Open access comes in two basic flavors: Green and Gold.

  • Gold OA refers to peer reviewed, open access journals. Examples include PLOS and Ecosphere. Sometimes authors are charged, but often fees are waived if their home institution has a subscription to the journal.
  • Green OA refers to open access repositories, traditionally with no peer review, that are institutional or discipline-specific. Examples include PubMed Central and MIT’s DSpace repository. Basically, these repositories are able to house articles for authors that may or may not be published in OA journals. This is known as “post-print archiving”, and is explicitly allowed by about 60% of journals and allowed by almost all others upon request.

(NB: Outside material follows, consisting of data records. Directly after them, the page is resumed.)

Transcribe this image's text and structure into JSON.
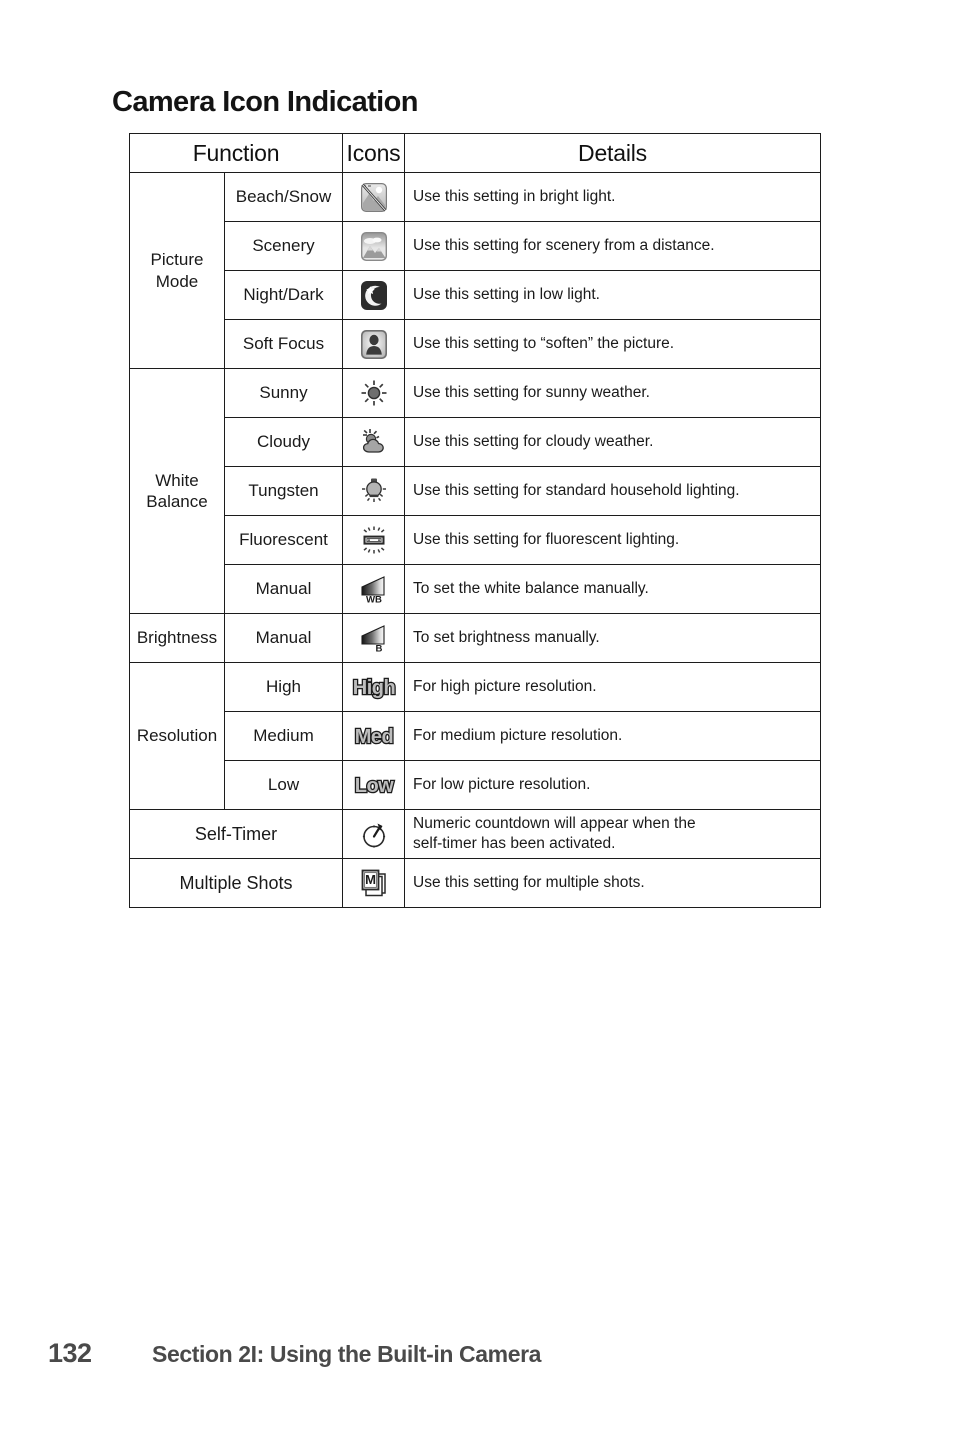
{
  "document": {
    "title": "Camera Icon Indication"
  },
  "table": {
    "headers": {
      "function": "Function",
      "icons": "Icons",
      "details": "Details"
    },
    "groups": [
      {
        "name": "Picture\nMode",
        "name_line1": "Picture",
        "name_line2": "Mode",
        "rows": [
          {
            "label": "Beach/Snow",
            "icon": "beach-snow-icon",
            "details": "Use this setting in bright light."
          },
          {
            "label": "Scenery",
            "icon": "scenery-icon",
            "details": "Use this setting for scenery from a distance."
          },
          {
            "label": "Night/Dark",
            "icon": "night-dark-icon",
            "details": "Use this setting in low light."
          },
          {
            "label": "Soft Focus",
            "icon": "soft-focus-icon",
            "details": "Use this setting to “soften” the picture."
          }
        ]
      },
      {
        "name": "White\nBalance",
        "name_line1": "White",
        "name_line2": "Balance",
        "rows": [
          {
            "label": "Sunny",
            "icon": "sunny-icon",
            "details": "Use this setting for sunny weather."
          },
          {
            "label": "Cloudy",
            "icon": "cloudy-icon",
            "details": "Use this setting for cloudy weather."
          },
          {
            "label": "Tungsten",
            "icon": "tungsten-icon",
            "details": "Use this setting for standard household lighting."
          },
          {
            "label": "Fluorescent",
            "icon": "fluorescent-icon",
            "details": "Use this setting for fluorescent lighting."
          },
          {
            "label": "Manual",
            "icon": "manual-white-balance-icon",
            "details": "To set the white balance manually."
          }
        ]
      },
      {
        "name": "Brightness",
        "name_line1": "Brightness",
        "name_line2": "",
        "rows": [
          {
            "label": "Manual",
            "icon": "manual-brightness-icon",
            "details": "To set brightness manually."
          }
        ]
      },
      {
        "name": "Resolution",
        "name_line1": "Resolution",
        "name_line2": "",
        "rows": [
          {
            "label": "High",
            "icon": "high-resolution-icon",
            "icon_text": "High",
            "details": "For high picture resolution."
          },
          {
            "label": "Medium",
            "icon": "medium-resolution-icon",
            "icon_text": "Med",
            "details": "For medium picture resolution."
          },
          {
            "label": "Low",
            "icon": "low-resolution-icon",
            "icon_text": "Low",
            "details": "For low picture resolution."
          }
        ]
      }
    ],
    "single_rows": [
      {
        "label": "Self-Timer",
        "icon": "self-timer-icon",
        "details_line1": "Numeric countdown will appear when the",
        "details_line2": "self-timer has been activated."
      },
      {
        "label": "Multiple Shots",
        "icon": "multiple-shots-icon",
        "details_line1": "Use this setting for multiple shots.",
        "details_line2": ""
      }
    ]
  },
  "footer": {
    "page_number": "132",
    "section": "Section 2I: Using the Built-in Camera"
  },
  "colors": {
    "text": "#1a1a1a",
    "footer_text": "#4a4a4a",
    "border": "#1c1c1c",
    "header_rule": "#111111"
  }
}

Researchers: in case you weren’t paying attention, you can post-print archive ALL of your publications with an OA archive, which makes them open access! Why aren’t all researchers doing this already? Probably because they either don’t know they can (I didn’t until recently), or they don’t know what repositories are available to them to do this. If it’s the latter, here are a few suggestions:

  • Talk to your friendly institutional librarian.  They know all kinds of things (read my blog post about libraries being under-utilized), including whether your institution has a relationship with any repositories.
  • Check out OpenDOAR, the OA repositories list. It’s a complete list of “Green OA” repositories with over 2000 listings.

In honor of Open Access week, I challenge you to make at least one of your previously published articles open access. Go forth and open!

You might be wondering… why are some people against open access? What are the down sides? 

Not surprisingly, most of the folks that aren’t big fans of OA are traditional scholarly publishers.  They contend that publishers play an important gatekeeper role, keeping out the riffraff articles that will drag down the journal’s reputation.  Traditional journals also have a strong record of facilitating peer review, editing articles, and indexing them with various services.  The Association of American Publishers (AAP) is leading the charge against OA requirements for publicly funded research, and in 2011 they helped sponsor a bill put before congress called the Research Works Act.  Wikipedia sums up the bill nicely:

The bill contains provisions to prohibit open-access mandates for federally funded research and effectively revert the NIH’s Public Access Policy that requires taxpayer-funded research to be freely accessible online.

Needless to say, this bill would have severely restricted all kinds of open access progress that has been made in the last decade.  In response to this bill, an online petition was initiated called The Cost of Knowledge, which focused on the business practices of the academic publisher Elsevier.  It was signed by more than 10,000 scholars, who were calling for lower prices for journals and promotion of increased open access to information. The bill did not pass, and hopefully it or some new version of it never will.